Cette approche pourrait également intéresser des instances publiques. Récemment, Robert F. Kennedy Jr., le secrétaire de la Santé et des Services humains, a exprimé son souhait que « tous les Américains » possèdent un dispositif portable. (Apple pourrait apprécier cette idée !)
Le modèle d’IA, appelé « wearable health behavior foundation model » (WBM), a été formé à partir des données comportementales de 162 000 participants et plus de 15 milliards de mesures horaires, collectées lors de l’étude Apple Heart and Movement via l’Apple Watch et l’iPhone.
Pour la partie consacrée à la grossesse, des données de 430 grossesses auto-déclarées par 385 participantes ont été analysées, ainsi que des données de 25 225 participantes témoins n’étant pas enceintes.
Les participantes ont donné leur consentement pour l’utilisation des données. Elles ont installé l’application Apple Research et ont approuvé l’étude. Cependant, les enjeux technologiques et de confidentialité concernant la santé des femmes restent délicats.
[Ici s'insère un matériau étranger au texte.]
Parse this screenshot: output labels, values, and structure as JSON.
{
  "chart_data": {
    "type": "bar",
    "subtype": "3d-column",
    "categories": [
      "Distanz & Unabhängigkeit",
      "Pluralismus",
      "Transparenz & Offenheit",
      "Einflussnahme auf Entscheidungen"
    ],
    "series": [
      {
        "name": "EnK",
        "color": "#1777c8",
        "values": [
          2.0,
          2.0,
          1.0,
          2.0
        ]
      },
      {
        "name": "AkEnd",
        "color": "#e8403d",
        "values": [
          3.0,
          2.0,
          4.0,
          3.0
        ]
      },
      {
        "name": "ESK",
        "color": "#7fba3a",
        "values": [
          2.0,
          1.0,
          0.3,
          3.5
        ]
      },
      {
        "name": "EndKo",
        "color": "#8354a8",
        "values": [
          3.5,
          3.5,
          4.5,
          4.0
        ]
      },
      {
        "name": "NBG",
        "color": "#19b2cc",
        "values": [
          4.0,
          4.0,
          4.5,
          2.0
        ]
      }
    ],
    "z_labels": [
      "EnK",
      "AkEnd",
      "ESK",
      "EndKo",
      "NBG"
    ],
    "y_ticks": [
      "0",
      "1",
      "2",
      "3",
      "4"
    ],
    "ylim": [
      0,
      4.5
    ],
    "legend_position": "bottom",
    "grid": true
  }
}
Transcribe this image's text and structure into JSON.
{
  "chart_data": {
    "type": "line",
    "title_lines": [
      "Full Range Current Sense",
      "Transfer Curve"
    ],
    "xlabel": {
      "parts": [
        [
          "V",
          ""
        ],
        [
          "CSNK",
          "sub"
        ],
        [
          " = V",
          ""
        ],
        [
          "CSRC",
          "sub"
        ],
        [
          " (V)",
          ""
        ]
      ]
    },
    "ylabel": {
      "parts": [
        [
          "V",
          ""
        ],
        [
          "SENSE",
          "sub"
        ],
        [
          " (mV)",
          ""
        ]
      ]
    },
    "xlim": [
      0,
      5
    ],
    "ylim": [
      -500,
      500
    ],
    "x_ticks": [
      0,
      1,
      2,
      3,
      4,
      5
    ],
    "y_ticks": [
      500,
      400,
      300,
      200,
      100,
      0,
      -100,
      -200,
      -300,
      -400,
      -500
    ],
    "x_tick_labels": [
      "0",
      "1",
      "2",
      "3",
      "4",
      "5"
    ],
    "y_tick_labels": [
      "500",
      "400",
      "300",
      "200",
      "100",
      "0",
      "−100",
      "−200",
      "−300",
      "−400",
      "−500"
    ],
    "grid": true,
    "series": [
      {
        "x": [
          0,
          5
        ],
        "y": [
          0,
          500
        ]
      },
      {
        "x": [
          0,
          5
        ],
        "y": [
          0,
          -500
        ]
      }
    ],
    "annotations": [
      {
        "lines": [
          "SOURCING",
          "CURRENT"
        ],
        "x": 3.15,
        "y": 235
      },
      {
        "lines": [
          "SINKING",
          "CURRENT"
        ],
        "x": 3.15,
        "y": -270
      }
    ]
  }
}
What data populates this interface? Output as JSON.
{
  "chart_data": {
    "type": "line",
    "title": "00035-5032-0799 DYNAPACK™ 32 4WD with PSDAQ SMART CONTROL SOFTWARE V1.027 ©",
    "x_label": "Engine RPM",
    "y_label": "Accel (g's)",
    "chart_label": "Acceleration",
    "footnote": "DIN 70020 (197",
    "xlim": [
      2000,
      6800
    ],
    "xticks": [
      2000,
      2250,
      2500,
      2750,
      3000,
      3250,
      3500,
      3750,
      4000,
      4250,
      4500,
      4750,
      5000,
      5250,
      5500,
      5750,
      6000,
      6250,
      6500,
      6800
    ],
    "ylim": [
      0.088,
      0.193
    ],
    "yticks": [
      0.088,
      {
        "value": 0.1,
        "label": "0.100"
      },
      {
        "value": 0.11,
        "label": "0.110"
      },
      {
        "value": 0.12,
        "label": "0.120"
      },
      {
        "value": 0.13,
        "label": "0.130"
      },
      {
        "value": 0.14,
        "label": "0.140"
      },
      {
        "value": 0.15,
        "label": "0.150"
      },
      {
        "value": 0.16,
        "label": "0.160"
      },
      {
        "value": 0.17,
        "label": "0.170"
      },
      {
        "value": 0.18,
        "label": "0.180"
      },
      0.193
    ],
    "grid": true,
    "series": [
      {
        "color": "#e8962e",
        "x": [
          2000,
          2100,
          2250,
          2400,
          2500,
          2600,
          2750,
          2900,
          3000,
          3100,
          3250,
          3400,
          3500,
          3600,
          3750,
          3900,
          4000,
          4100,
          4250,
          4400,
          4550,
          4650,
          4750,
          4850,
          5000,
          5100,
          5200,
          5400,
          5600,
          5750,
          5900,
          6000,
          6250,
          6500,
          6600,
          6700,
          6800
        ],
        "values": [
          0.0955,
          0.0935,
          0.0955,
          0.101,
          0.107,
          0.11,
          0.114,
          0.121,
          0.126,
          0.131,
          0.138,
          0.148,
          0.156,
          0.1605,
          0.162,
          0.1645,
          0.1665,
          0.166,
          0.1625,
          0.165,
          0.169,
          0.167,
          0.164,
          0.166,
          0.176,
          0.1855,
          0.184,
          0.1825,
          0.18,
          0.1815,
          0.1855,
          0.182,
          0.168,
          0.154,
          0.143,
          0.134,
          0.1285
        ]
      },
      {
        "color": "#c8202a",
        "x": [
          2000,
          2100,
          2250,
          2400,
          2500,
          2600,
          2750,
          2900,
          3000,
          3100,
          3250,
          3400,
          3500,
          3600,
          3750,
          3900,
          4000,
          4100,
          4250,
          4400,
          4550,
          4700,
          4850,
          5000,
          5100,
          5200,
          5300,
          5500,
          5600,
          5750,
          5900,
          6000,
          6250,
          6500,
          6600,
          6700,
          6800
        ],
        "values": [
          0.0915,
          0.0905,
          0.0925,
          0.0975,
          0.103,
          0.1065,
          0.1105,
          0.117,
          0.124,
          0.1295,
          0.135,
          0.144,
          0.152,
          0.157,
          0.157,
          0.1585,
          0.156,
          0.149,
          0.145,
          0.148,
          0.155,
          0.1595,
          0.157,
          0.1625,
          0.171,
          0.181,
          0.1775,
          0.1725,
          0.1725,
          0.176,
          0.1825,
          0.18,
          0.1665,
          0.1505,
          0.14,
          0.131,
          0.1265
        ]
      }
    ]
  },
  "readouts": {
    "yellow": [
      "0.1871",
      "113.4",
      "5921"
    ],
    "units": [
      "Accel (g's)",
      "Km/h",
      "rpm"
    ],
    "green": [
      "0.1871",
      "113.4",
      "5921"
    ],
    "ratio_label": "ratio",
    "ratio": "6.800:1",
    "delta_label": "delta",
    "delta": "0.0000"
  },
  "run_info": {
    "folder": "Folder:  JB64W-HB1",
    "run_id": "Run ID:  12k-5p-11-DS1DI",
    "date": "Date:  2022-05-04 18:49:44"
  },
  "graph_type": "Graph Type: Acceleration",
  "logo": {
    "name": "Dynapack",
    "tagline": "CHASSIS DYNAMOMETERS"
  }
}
Apple devra renforcer sa politique de confidentialité
Certaines applications de suivi de la grossesse et du cycle menstruel ont abusé des données des utilisatrices, conduisant à une méfiance accrue envers ces plateformes, selon une étude.
En 2023, la Federal Trade Commission (FTC) des États-Unis a sanctionné l’application de suivi de l’ovulation Premom pour avoir vendu des données d’utilisatrices sans consentement.
La confiance envers ces applications a diminué après que la Cour suprême ait annulé l’arrêt Roe v. Wade, par crainte que les données puissent être utilisées pour des poursuites concernant des avortements dans certains États, indique la FTC.
Il reste à voir si les femmes adopteront l’Apple Watch pour anticiper une grossesse. Cependant, Apple investit dans ce domaine, ayant intégré le suivi de la grossesse à ses dispositifs l’automne dernier, et proposant depuis 2019 le suivi du cycle menstruel dans l’application Santé.